Es liegt ein wirksamer Rücktritt von einer vor Pandemie-Beginn gebuchten Reise bei einer bestehender Reisewarnung zum Zeitpunkt der Rücktrittserklärung vor
Vorliegend hatte das AG Hannover folgenden Sachverhalt zu entscheiden: Der spätere Kläger buchte bei einem Reiseunternehmen, der späteren Beklagten, für sich und seine Ehefrau am 02.01.2020 eine Pauschalreise mit Flug von Frankfurt nach Hurghada und zurück nebst Aufenthalt in einem Hotel für die Zeit vom 25.12.2020 bis 08.01.2021 für 2.060,00 €. Vereinbarungsgemäß leistete er eine Anzahlung in Höhe von 515,00 €. Mit Schreiben vom 15.09.2020 erklärte der Kläger unter Berufung auf durch die Corona-Pandemie veranlasste außergewöhnliche Umstände den Rücktritt vom Pauschalreisevertrag.

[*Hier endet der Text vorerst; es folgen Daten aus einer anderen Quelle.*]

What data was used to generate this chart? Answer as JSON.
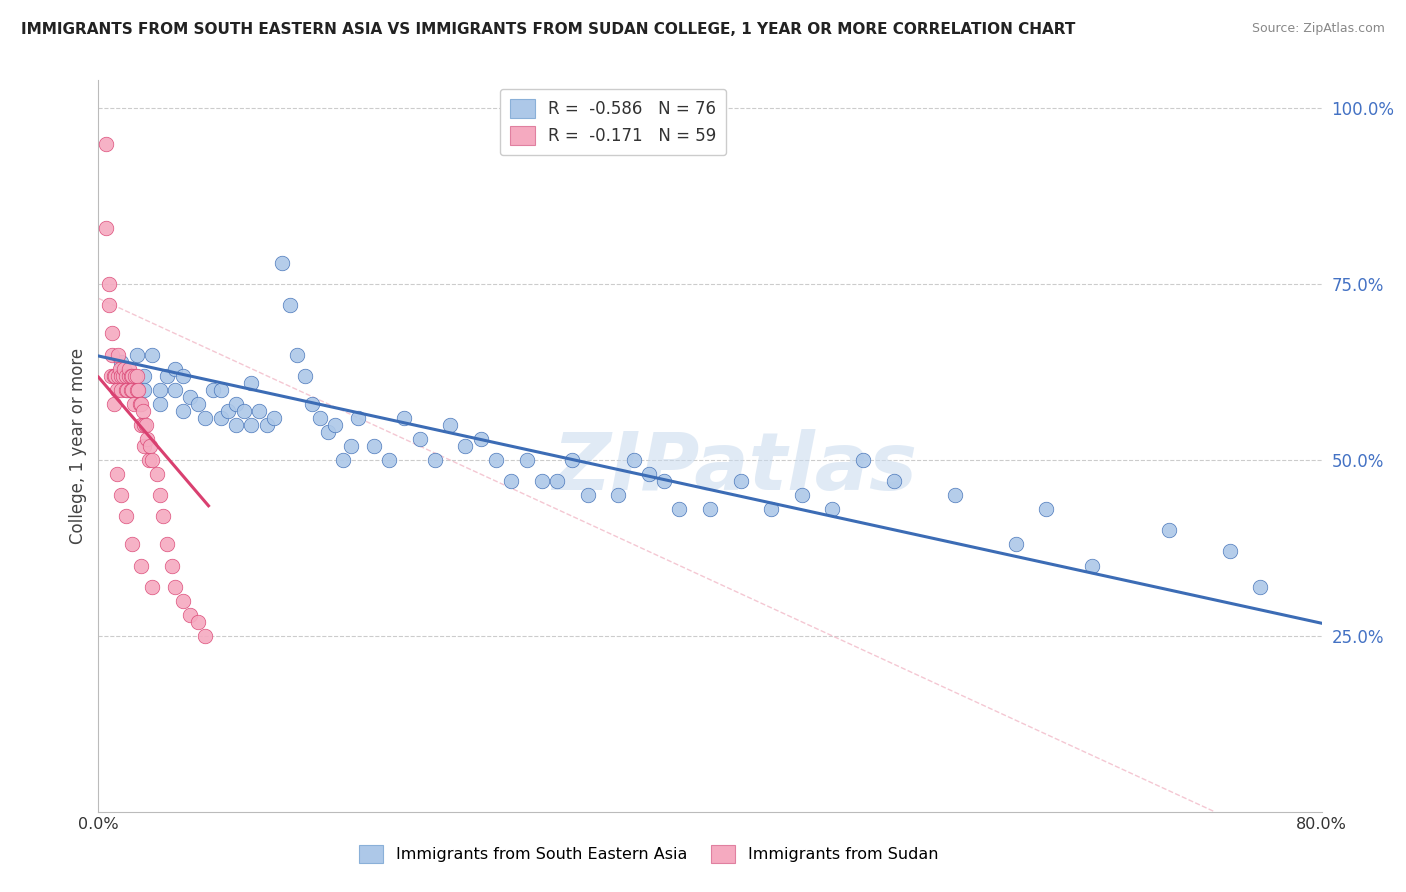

Das beklagte Reiseunternehmen erteilte dem Kläger unter Berufung auf in ihren allgemeinen Geschäftsbedingungen niedergelegte Stornobedingungen eine Stornorechnung über 824,00 €. Der Kläger beauftragte danach einen Rechtsanwalt und ließ diesen mit Schreiben vom 19.11.2020 zur Rückzahlung der geleisteten Anzahlung auffordern und die Gegenforderung auf Zahlung von Stornokosten zurückweisen.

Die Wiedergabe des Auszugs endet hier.